Sentenza Sentenza Cassazione Civile n. 19840 del 22/09/2020

Cassazione civile sez. VI, 22/09/2020, (ud. 16/09/2020, dep. 22/09/2020), n.19840

LA CORTE SUPREMA DI CASSAZIONE

SEZIONE SESTA CIVILE

SOTTOSEZIONE 2

Composta dagli Ill.mi Sigg.ri Magistrati:

Dott. LOMBARDO Luigi Giovanni – rel. Presidente –

Dott. FALASCHI Milena – Consigliere –

Dott. SCARPA Antonio – Consigliere –

Dott. DONGIACOMO Giuseppe – Consigliere –

Dott.

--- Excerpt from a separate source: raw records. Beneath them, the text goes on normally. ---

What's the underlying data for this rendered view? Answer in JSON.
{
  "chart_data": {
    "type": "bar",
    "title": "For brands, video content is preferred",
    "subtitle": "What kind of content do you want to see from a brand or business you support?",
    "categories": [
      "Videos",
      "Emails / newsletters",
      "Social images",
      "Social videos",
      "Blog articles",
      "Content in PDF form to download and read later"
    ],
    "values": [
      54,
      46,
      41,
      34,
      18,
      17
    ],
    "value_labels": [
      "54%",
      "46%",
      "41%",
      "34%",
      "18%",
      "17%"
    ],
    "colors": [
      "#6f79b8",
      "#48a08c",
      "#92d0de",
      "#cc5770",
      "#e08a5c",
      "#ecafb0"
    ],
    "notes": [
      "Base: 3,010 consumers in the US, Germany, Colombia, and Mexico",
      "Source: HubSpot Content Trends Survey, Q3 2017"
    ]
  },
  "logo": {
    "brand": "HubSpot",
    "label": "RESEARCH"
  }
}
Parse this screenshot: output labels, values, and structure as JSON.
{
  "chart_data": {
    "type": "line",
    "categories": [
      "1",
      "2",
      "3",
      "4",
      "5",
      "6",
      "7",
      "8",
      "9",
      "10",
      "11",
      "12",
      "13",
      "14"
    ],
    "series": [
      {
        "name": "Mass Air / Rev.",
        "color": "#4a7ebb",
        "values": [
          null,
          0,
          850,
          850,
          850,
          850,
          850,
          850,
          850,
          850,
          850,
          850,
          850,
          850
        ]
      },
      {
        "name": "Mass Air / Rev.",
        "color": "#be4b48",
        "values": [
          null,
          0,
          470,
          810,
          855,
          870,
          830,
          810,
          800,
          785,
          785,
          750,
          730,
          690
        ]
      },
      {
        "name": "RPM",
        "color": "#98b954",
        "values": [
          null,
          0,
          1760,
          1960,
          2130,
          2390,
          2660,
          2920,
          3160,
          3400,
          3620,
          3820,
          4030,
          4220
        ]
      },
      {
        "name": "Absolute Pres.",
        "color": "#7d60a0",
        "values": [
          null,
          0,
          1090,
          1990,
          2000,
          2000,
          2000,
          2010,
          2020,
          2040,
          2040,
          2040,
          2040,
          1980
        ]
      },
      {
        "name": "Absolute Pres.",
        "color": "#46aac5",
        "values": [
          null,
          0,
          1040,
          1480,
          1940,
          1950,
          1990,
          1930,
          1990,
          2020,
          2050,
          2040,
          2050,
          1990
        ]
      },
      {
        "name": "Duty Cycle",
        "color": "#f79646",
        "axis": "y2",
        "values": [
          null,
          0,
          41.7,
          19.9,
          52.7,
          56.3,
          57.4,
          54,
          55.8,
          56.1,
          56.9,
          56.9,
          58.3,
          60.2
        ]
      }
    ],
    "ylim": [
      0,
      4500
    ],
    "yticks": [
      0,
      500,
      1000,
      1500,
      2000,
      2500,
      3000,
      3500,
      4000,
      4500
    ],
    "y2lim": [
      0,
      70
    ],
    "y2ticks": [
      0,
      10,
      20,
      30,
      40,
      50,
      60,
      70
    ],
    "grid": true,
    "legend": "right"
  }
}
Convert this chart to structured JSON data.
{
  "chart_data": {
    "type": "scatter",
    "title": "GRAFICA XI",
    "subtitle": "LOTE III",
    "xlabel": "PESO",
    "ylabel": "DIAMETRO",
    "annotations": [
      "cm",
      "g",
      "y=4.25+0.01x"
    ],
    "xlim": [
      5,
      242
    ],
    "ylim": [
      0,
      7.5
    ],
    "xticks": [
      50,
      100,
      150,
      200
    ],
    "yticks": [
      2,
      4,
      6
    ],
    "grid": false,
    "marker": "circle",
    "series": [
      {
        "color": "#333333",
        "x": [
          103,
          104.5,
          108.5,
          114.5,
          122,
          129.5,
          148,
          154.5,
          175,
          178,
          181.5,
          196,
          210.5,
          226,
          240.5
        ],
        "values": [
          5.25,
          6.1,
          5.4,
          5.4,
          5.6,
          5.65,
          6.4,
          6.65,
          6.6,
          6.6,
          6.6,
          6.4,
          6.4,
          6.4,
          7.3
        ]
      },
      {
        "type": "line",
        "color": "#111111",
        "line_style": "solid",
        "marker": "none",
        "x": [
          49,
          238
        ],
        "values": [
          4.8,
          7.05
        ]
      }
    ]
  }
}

OLIVA Stefano – Consigliere –

ha pronunciato la seguente:

ORDINANZA

sul ricorso 6379-2020 proposto da:

D.S.F., ricorrente che non ha depositato il ricorso entro

i termini prescritti dalla legge;

– ricorrente non costituito –

contro

MINISTERO DELLA GIUSTIZIA (OMISSIS), in persona del Ministro pro

tempore, elettivamente domiciliato in Roma, Via dei Portoghesi 12,

presso l’Avvocatura Generale dello Stato, che lo rappresenta e

difende ope legis;

– controricorrente –

avverso il decreto N. R.G. 91/2018 della CORTE D’APPELLO di CAGLIARI

SEZIONE DISTACCATA di SASSARI, depositata il 24/10/2019;

Udita la relazione della causa svolta nella camera di consiglio del

16/09/2020 dal Presidente LOMBARDO LUIGI GIOVANNI.

 

Fatto

RILEVATO

che:

il Relatore designato ha depositato la seguente relazione ai sensi dell’art. 380-bis c.p.c.;

“IMPROCEDIBILITA’ DEL RICORSO, per omesso deposito dello stesso nel termine stabilito dall’art. 369 c.p.c. (giorni venti dall’ultima notificazione alle parti contro le quali è proposto), trattandosi di sanzione processuale rilevabile d’ufficio e non esclusa dalla costituzione del resistente (Cass., Sez. 2, n. 22092 del 04/09/2019; Cass., Sez. 6 – 2, n. 25453 del 26/10/2017; Cass., Sez. 6 – 3, n. 12894 del 24/05/2013)”.

Diritto

CONSIDERATO

che:

– il Collegio condivide la proposta del Relatore, in quanto la notifica del ricorso si è perfezionata il 24/01/2020 e il ricorso non è stato depositato nei venti giorni successivi, come da certificazione della cancelleria posteriore rispetto alla scadenza del termine;

– il ricorso, pertanto, deve essere dichiarato improcedibile;

– le spese del presente giudizio di legittimità vanno poste a carico della parte soccombente.

PQM

La Corte Suprema di Cassazione dichiara improcedibile il ricorso e condanna la parte ricorrente al pagamento, in favore della parte controricorrente, delle spese del giudizio di legittimità, che liquida in Euro 800,00 (ottocento) per compensi, oltre spese prenotate a debito.

Così deciso in Roma, nella camera di consiglio della Sesta Sezione Civile, il 16 settembre 2020.